Впрочем, она и вправду была «литературной». Она без умолку говорила со мной о книгах, об ар-нуво, о толстовстве, прерываясь только, чтобы упрекнуть Сен-Лу за то, что он слишком много пьет вина.
— Ах, если бы ты мог пожить со мной хотя бы год, я бы тебя приучила пить воду и ты бы чувствовал себя намного лучше.
— Решено, давай уедем.
— Но ты же знаешь, что мне надо много работать (она серьезно относилась к драматическому искусству). И кстати, что скажет твоя семья?
И она принялась жаловаться мне на его семью — как мне показалось, с полным основанием, и Робер целиком с ней соглашался: он не слушался Рашели только в том, что касалось шампанского.

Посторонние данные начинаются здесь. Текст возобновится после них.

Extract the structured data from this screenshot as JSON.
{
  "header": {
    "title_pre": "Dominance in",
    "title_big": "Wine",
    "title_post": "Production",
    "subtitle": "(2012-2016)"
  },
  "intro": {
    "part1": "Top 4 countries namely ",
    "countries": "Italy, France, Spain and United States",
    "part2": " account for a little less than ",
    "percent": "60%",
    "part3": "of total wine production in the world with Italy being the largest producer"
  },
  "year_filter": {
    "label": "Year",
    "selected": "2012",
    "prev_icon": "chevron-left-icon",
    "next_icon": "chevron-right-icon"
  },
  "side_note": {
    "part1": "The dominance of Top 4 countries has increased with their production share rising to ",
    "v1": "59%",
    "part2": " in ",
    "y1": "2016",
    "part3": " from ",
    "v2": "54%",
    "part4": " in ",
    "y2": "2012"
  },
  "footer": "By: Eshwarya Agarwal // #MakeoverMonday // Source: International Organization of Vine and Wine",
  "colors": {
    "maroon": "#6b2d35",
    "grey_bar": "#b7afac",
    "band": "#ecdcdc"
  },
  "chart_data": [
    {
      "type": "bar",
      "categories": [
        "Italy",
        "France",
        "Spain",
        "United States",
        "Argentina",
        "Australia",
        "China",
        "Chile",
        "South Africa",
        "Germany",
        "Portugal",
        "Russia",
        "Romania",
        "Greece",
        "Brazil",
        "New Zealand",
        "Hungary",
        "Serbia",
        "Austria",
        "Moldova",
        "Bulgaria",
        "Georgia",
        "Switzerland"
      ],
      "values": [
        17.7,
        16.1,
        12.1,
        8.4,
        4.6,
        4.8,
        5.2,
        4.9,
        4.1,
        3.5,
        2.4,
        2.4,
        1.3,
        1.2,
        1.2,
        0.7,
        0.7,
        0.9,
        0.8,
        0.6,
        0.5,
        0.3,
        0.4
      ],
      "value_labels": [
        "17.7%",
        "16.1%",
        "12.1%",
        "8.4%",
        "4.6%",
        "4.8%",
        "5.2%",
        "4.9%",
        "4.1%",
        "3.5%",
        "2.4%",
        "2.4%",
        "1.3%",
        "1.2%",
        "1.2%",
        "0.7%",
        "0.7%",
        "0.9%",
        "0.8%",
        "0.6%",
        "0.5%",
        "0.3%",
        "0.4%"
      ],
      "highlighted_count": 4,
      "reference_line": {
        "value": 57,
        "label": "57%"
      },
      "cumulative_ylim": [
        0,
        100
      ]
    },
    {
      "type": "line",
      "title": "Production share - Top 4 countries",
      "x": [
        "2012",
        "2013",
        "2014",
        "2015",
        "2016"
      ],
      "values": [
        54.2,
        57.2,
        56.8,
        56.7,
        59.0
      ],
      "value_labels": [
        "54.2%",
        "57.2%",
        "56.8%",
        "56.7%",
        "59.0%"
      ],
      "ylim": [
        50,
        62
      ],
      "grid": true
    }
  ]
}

Я и сам боялся, что Сен-Лу злоупотребляет вином; чувствуя, что влияние возлюбленной идет ему на пользу, я уже готов был посоветовать ему послать семью к черту. Тут на глазах у Рашели выступили слезы, потому что я имел неосторожность заговорить о Дрейфусе.
— Бедный мученик, — сказала она, подавив рыдание, — они его там уморят.
— Успокойся, Зезетта, он вернется, его оправдают, суд признает ошибку.
— Он же до этого не доживет! Правда, хотя бы на имени его детей не останется пятна. Но какие страдания он терпит, подумать только! Это меня убивает. И верите ли вы, мать Робера, такая благочестивая, говорит, что лучше ему оставаться на Чертовом острове, пускай даже он невиновен! Ужас, правда?
— Да, чистая правда, так она и говорит. Она моя мать, я не могу ей возражать, но уж конечно, в ней нет такой чуткости, как в Зезетте.